The Army honorably discharged him Dec. 19, 1945, at the rank of Private First Class, and the Red Cross provided him with money to aid his ailing mother.

In June of 1950 he came to San Antonio, Texas, where his mother lived. There, he found work as a barber. He met the woman who’d be his wife at the bus stop where he waited each day.

Lupe Guevara was very shy because she didn’t know much English, Bargas says. One day he spoke to her in Spanish and she replied, “Oh, I thought you were a ‘gringo’!”

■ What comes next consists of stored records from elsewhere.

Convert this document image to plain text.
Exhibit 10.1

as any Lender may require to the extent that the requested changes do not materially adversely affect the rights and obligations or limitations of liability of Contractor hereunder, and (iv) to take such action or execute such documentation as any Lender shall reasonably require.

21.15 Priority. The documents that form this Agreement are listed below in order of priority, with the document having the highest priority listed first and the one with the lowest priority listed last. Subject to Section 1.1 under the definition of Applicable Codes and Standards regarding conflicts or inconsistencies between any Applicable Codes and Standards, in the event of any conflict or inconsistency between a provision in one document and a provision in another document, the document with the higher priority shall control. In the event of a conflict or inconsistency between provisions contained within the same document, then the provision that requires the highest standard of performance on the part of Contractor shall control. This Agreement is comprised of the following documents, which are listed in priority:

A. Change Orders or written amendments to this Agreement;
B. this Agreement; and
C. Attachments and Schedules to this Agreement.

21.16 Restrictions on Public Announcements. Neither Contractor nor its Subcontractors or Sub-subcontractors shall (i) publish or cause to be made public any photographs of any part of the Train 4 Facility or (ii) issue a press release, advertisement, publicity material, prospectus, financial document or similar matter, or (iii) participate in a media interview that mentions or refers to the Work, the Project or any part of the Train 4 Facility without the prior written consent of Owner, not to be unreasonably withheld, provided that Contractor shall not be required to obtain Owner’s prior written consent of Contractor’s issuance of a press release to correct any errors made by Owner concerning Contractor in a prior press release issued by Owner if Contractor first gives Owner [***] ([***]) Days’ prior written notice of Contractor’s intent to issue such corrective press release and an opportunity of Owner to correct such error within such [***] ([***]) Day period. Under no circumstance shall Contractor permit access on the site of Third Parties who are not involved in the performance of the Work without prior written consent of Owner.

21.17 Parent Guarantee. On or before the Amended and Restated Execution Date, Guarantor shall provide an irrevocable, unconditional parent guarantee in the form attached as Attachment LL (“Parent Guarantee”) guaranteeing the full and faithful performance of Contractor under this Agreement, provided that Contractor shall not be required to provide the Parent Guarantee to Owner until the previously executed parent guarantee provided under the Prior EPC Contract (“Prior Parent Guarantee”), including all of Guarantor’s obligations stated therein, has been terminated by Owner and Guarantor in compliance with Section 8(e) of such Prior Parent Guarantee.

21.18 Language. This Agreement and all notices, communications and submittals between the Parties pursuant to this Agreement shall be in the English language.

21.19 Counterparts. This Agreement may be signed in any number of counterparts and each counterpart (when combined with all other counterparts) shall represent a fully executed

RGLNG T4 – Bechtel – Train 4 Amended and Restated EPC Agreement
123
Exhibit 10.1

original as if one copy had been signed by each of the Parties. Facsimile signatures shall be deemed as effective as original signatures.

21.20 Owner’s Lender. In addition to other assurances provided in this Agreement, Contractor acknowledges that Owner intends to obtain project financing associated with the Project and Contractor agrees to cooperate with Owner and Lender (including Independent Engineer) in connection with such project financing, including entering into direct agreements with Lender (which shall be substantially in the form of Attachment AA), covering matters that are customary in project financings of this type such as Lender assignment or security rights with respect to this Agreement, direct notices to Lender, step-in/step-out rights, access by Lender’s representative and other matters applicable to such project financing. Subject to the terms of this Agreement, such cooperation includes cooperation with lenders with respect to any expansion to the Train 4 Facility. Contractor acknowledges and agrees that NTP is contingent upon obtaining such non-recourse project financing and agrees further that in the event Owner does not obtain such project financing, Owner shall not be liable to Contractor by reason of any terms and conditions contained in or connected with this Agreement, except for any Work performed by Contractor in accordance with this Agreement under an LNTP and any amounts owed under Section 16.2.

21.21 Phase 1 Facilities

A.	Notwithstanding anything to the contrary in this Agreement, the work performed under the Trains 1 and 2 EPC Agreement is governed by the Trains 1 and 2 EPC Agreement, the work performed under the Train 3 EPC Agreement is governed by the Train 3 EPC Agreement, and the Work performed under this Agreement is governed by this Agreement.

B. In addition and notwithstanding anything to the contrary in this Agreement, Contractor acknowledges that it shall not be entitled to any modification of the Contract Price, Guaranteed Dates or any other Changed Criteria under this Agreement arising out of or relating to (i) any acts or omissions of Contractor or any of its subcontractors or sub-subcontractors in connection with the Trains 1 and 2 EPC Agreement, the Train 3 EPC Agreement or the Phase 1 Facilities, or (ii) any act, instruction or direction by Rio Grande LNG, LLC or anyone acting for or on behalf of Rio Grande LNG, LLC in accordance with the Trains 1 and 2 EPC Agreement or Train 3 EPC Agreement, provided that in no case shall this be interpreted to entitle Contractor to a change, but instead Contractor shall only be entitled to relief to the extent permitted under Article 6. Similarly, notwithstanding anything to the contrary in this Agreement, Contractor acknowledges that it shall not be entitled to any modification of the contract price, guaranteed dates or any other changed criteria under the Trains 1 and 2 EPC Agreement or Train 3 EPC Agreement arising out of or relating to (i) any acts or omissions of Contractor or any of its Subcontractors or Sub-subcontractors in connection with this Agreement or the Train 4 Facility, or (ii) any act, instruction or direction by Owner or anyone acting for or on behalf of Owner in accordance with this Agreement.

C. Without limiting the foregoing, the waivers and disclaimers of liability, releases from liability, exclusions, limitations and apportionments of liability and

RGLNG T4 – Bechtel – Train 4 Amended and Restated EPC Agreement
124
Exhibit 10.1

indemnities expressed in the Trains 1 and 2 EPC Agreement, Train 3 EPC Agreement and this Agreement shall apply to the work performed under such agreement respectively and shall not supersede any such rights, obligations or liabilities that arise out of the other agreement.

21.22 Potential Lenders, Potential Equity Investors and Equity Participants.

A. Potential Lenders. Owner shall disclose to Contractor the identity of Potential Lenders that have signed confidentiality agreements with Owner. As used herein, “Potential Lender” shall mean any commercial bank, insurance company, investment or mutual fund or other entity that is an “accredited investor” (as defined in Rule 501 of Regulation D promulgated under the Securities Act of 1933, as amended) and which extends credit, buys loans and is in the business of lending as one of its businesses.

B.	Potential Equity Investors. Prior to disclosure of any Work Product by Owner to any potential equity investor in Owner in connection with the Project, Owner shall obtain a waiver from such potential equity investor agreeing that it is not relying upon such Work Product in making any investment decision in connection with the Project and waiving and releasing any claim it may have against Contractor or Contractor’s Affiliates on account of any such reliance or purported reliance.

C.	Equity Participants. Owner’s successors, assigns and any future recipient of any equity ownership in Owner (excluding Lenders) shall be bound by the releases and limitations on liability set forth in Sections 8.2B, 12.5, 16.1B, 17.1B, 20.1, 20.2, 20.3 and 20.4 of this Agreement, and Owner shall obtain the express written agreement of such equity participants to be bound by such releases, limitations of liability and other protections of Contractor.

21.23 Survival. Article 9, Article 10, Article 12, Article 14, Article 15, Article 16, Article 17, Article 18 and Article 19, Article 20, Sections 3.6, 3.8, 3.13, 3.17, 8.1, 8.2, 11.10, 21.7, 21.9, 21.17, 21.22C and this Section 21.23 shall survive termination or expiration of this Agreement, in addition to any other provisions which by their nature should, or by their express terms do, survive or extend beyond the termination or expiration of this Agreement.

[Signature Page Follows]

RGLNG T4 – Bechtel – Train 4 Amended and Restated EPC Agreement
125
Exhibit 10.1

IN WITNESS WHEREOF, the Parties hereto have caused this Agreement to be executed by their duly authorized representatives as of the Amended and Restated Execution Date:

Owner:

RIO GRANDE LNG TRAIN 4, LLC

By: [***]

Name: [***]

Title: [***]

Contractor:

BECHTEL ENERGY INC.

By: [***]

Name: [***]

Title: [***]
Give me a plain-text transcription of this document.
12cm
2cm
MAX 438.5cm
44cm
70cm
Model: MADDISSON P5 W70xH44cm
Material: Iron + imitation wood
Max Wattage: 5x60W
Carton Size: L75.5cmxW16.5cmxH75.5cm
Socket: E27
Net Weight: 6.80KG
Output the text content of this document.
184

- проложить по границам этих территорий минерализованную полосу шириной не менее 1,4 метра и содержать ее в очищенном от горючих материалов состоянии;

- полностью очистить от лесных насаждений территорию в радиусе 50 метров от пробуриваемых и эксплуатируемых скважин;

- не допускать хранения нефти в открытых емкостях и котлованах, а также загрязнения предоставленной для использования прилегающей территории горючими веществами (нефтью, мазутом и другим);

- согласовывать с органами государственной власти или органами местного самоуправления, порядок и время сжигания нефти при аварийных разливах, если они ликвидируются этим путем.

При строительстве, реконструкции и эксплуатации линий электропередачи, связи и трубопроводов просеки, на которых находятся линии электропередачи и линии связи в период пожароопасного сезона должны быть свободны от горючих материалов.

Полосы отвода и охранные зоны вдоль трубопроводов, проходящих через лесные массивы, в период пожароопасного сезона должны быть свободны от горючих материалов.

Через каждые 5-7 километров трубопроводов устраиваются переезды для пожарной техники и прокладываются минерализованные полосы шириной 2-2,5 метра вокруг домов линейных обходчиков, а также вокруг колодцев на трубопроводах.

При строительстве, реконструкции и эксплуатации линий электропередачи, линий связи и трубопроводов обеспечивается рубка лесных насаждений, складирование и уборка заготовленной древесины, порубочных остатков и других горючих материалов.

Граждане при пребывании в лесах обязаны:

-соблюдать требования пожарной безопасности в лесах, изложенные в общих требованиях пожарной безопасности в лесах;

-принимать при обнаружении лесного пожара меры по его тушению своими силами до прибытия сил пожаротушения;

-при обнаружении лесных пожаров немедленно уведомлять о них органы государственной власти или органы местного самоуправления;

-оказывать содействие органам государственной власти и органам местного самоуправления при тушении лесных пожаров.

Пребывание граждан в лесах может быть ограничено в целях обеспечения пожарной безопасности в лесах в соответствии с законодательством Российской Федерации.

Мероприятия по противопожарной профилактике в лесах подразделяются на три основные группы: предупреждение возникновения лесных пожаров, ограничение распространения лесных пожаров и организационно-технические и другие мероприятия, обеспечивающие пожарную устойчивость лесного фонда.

They married in 1953, the year the war in Korea officially ended, and eventually had three children, all of whom Bargas encouraged to graduate from high school and go to college. Even though he learned a lot from his service – “good and bad, and good from bad,” along with the importance of hard work – he knows now that an education is invaluable.

“If you have children, see that they get a good education so they can be good for the community,” Bargas said. “We support education and we want our kids to do the same.”

Mr. Bargas was interviewed in San Antonio, Texas, on August 4, 2007, by Raquel C. Garza.